とりあえず、「エヴァかな?」と思うくらいシンジくんとシンクロしすぎていた。この映画を観た人の9割が同じことを思ったでしょうが、これを言わずに本作の話をするのは無理でしょう。

明らかにエヴァを意識したようなカットもいくつかあったので狙ってやってるんでしょうけど、2021年に緒方恵美ボイスの内向的な少年が呪いを解く話ってもう実質シン・エヴァじゃん…。「生きてていいって自信がほしいんだ」ってたぶんシンジくんは言ってないですけどもはやシンジくんの方が言ってそうな台詞でちょっと笑いそうになってしまった。

 

TVアニメの範囲ではあまり語られなかった(虎杖やら伏黒から見ての)2年生がメインキャラで出ているので、彼らのディテールについて理解が深まった作品でもありました。狗巻くんの優しさだったり。パンダはパンダでしたが。

 

そして1番フォーカスが当たっていたのが真希さん。彼女がどんな境遇にあって、何故呪術師をやっているかはアニメの範囲でも語られていましたが、乙骨と絡ませることでかなり魅力が浮き出てきたキャラクターだと思います。仕方ないとはいえ、名字呼びに呪術の話を振ったりと真希さんの地雷を連続で踏んでいく乙骨くんにはちょっと笑ったけれど。

序盤のヤマである、今まで不幸な人生に受け身で流されてきた乙骨にアスカみたいに喝を入れるシーンは、狗巻でもパンダでも五条先生でもなく、彼女だからこそかけられる言葉だなあ、と思わされた。

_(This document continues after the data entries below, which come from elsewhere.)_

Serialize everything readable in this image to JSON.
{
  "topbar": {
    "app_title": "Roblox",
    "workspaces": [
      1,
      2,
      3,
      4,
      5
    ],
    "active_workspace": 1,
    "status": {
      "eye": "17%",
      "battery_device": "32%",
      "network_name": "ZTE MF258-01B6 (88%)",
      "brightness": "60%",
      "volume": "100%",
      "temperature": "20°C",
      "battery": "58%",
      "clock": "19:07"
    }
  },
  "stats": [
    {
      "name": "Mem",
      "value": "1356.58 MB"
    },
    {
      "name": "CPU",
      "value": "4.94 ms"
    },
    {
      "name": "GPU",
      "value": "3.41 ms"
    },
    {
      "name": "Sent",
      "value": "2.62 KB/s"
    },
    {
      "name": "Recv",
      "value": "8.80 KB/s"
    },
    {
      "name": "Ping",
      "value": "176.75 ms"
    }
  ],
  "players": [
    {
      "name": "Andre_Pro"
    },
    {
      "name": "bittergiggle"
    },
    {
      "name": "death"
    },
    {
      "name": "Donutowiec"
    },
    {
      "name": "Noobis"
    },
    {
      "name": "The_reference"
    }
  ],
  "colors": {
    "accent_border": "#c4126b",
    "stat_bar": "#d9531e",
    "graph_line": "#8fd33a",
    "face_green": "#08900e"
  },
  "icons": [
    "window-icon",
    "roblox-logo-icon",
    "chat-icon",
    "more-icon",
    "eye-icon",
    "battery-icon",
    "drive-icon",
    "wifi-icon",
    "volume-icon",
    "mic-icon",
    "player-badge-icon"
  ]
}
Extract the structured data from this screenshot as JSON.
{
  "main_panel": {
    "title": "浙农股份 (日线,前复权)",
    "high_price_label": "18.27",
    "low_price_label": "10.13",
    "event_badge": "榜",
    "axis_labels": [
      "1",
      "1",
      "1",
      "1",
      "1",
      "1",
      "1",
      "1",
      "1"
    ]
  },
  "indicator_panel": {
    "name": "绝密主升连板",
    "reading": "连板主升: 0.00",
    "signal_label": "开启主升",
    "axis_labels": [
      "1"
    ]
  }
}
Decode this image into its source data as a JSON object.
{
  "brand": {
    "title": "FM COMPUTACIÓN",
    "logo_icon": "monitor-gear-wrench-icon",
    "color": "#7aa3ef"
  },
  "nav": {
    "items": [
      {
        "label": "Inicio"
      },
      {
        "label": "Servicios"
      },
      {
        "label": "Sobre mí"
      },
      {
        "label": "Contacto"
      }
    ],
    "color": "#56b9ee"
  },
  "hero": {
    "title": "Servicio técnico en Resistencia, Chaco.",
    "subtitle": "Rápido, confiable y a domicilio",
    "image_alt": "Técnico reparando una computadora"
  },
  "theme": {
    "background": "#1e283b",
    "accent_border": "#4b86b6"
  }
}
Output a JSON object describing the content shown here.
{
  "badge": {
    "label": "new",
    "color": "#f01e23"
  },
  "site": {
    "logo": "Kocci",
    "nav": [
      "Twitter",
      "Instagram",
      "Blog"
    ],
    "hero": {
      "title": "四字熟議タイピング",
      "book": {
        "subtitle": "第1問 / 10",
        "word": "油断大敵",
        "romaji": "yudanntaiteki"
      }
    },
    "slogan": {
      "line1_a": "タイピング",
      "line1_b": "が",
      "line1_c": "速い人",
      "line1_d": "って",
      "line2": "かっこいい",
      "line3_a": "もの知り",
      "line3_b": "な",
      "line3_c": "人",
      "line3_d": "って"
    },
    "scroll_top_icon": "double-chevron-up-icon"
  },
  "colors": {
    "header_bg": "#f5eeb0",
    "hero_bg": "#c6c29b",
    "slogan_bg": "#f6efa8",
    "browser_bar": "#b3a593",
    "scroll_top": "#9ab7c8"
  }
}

劇中で乙骨も言っていたけどまさに「恩人」と呼ぶに相応しいでしょう。

真希さんは強い女性だけれどやはりその裏では葛藤というか、もがき苦しんでいる部分もあって、乙骨に自身の在り方を全肯定されたときに救われたような感情が漏れ出るシーンもかなり好き。正直惚れたし、僕も真希さんみたいに在りたい。

 

戦闘シーンはまさに圧巻。この作品、呪術を題材にしてるのにやたら殴る蹴るが多いな…と思ってはいたのですが、それをMAPPAのハイクオリティ映像でやられるのだからたまらない。最初から最後までどのシーンも見ていてただただ感心するしかなかったのですが、呪霊操作と格闘を組み合わせて戦うのが面白いなと思ったので、その移り変わりが目まぐるしい夏油 VS パンダが特に好きでした。

 

原作者の芥見先生は『BLEACH』や『HUNTER×HUNTER』と言ったジャンプ作品をリスペクトしているらしいのですが、随所にそういった作品からの影響がみてとれるのも面白かった。クライマックスの”純愛”なんてまんま「制約と誓約」でしたね。夏油の言っている「呪術師だけの世界」もどこかで聞いたことような…と思いながら観ていたんですけど麻倉葉王だった。ジャンプイズムが綿々と継承されているように感じます。

 

原作が単体で完結している前日譚であるということもあってか、1本の映画としてかなり完成度の高い作品になっていたと思います。

前述の通り原作は未読なので、乙骨くん何でケニアにいるの?とか、アニメの時系列には夏油普通に居たけどどうなってるの?頭の線が増えてるのと何か関係あるの?などと謎は尽きませんが、どうせ最後までアニメでやるでしょうから気長に楽しみにしておこうと思います。

何処かのタイミングで原作読むことになる気もしますが。